Да, американцам интересно, сколько бигуди накручивает на ночь первая леди (лучше бы спросили, какие книги я читаю), у кого одевается, каким сортом мыла умывается… Уважая это любопытство, я была согласна время от времени позировать, рассказывать о своих предпочтениях, что-то советовать, словно американки и без меня не ведают, как часто нужно мыть голову и стричь ногти. Все это вызывало восторг, но почему я должна все время, каждую минуту жить под этим чертовым оком, называемым репортерами, и постоянно делать то, чего я не желаю делать?!
Репортеров не люблю до сих пор, хотя когда-то и сама была такой, пытаясь разговорить маленьких родственниц Эйзенхауэров. Прекрасно понимаю, что это их работа, но даже когда ее выполняют качественно и снимки хороши, постоянное преследование превращает жизнь в кошмар.

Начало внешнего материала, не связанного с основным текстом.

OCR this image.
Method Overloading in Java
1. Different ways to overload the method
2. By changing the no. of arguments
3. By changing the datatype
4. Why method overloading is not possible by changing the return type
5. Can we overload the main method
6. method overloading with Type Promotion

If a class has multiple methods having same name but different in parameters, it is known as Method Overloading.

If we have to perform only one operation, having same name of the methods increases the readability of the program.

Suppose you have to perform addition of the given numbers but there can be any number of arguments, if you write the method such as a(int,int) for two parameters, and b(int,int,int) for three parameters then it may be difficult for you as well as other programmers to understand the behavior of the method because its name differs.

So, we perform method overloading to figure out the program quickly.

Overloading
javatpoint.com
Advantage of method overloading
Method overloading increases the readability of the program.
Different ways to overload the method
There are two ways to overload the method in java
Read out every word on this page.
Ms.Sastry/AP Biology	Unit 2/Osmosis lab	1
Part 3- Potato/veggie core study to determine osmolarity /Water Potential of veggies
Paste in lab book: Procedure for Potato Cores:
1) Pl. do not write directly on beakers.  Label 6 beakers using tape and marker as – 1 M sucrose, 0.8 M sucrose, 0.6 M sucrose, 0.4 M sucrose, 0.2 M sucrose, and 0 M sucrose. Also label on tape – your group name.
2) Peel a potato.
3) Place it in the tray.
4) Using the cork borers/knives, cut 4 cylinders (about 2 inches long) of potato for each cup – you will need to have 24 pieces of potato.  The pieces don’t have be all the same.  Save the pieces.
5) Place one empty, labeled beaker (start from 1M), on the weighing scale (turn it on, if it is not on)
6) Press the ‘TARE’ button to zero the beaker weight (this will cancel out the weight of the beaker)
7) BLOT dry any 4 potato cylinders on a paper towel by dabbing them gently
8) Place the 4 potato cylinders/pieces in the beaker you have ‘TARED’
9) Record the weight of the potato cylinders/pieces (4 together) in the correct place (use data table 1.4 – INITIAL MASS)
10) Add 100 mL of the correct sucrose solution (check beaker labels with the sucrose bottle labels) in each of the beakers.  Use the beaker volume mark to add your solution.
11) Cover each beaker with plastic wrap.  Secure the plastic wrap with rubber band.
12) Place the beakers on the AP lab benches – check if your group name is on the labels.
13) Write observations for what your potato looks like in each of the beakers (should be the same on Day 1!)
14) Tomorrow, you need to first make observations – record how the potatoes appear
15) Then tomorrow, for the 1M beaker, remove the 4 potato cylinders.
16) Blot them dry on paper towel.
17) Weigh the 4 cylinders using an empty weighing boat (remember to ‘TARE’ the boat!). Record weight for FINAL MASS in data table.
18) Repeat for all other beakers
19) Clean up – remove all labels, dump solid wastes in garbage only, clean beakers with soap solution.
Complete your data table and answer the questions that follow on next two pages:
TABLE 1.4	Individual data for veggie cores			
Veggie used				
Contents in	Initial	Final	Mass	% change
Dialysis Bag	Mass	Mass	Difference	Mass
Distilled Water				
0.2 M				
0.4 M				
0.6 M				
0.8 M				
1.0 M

Однажды, когда я привезла в Белый дом щенков, репортерша поинтересовалась, чем я собираюсь их кормить. Бесконечными вспышками камер были замучены даже щенки, и я резко ответила:
– Репортерами.
Конечно, это сочли остроумной шуткой, но, будь у меня такая возможность, я этой шутке последовала бы.
Репортеры превратили нашу жизнь в кошмар еще во время президентской гонки, не отставали при жизни в Белом доме, укоряя меня в закрытости и хваля Джека за открытость (неужели не понятно, что его Западное крыло Белого дома предназначено для работы, а потому открыто для прессы, а Восточное – для личной жизни, которая имеет право быть закрытой?!), преследуют меня и по сей день, хотя я просто американка и просто бабушка.
Но не меньше репортеров меня возмущала обязанность жить на виду и у Кеннеди.
Сомнительно, чтобы у Роуз были настоящие подруги, а у семейства Кеннеди настоящие друзья. Мне кажется, только полезные для дела. Мужчины приятельствовали со многими, в том числе и в развлечениях на стороне, а Роуз?
Титул друга семьи означал, что человек чем-то полезен. Я не хотела встречаться и только с полезными людьми и вообще со многими из них встречаться, да еще тогда, когда была совершенно к этому не расположена или когда у меня были свои планы.